Ripple used XRP Tokyo 2026 to make a much larger point than a conference headline: stablecoins are no longer being framed as a side product, but as the liquidity layer the company believes will define the next phase of digital finance. At the center of that message was a forecast shared on conference material stating that on-chain stablecoin volume could exceed $33 trillion in 2026.
The figure matters because Ripple is tying its broader XRP Ledger pitch to a market that already looks big enough to attract banks, fintechs and treasury teams, not just crypto-native firms. Conference coverage showed Ripple presenting stablecoins as the practical bridge between tokenized finance and real-world payment infrastructure, rather than as another speculative vertical.
Onchain stablecoin volume projected to hit $33T in 2026 👀@Ripple helps fintechs unlock new revenue with compliant stablecoin solutions liquidity, treasury ops, and real-time fiat rails.
The question isn’t if, it’s how fast.Ripple flyer via @XRPLJapan 🇯🇵 pic.twitter.com/uz8PtYZtI1
— 𝗕𝗮𝗻𝗸XRP (@BankXRP) April 7, 2026
Ripple is pitching stablecoins as infrastructure, not hype
At the Tokyo event, Ripple’s message was not subtle. The company’s material argued that stablecoins are becoming the “new standard for global liquidity,” a framing that turns the conversation away from crypto trading and toward settlement, treasury movement and financial integration. That positioning fits Ripple’s effort to present XRPL as a backbone for payments and tokenization at institutional scale.

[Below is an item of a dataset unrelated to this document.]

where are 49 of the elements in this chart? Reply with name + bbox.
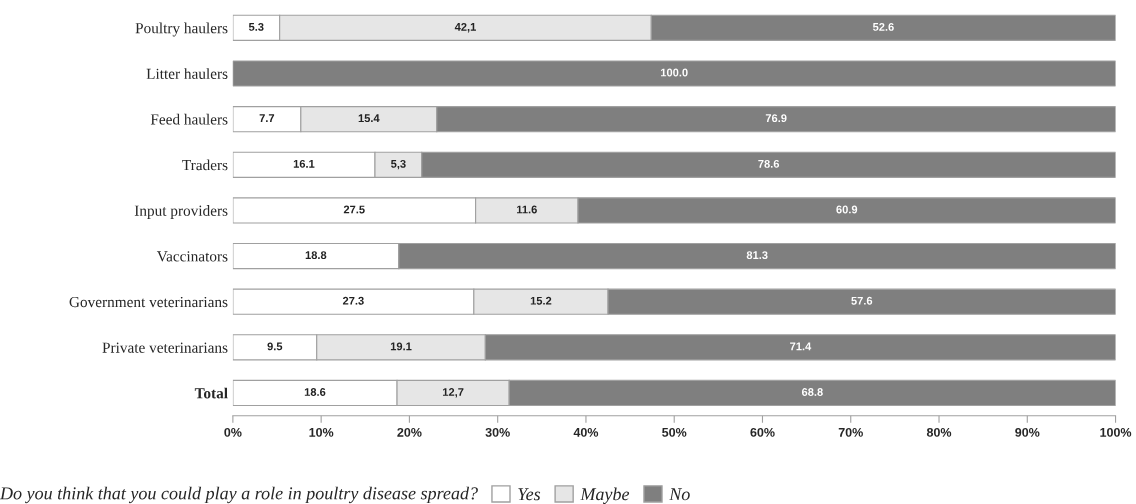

Brad Garlinghouse has been reinforcing the same theme beyond the event itself. His description of stablecoins as crypto’s “ChatGPT moment” captures Ripple’s belief that the real breakthrough will come when businesses start using blockchain-based money as a normal operating tool rather than as a market trade. That language has become central to Ripple’s attempt to connect enterprise adoption with a much broader stablecoin growth story.
The forecast is also a credibility play
Ripple’s projection did not appear in isolation. The company is pairing that aggressive volume target with a broader narrative of regulatory readiness, institutional partnerships and expanding product depth, all meant to make the $33 trillion figure sound less aspirational and more strategic. Coverage around the event highlighted Ripple’s global licensing footprint and its push to grow stablecoin-related infrastructure in Asia.
That is why the Tokyo presentation matters beyond branding. Ripple is effectively arguing that if stablecoins are becoming a default liquidity rail, then the winners will be the networks and firms that can offer compliance, integration and scale before that shift fully arrives. Whether the market actually reaches the level Ripple is projecting remains uncertain, but the company has made clear that it wants XRPL and RLUSD positioned at the center of that outcome.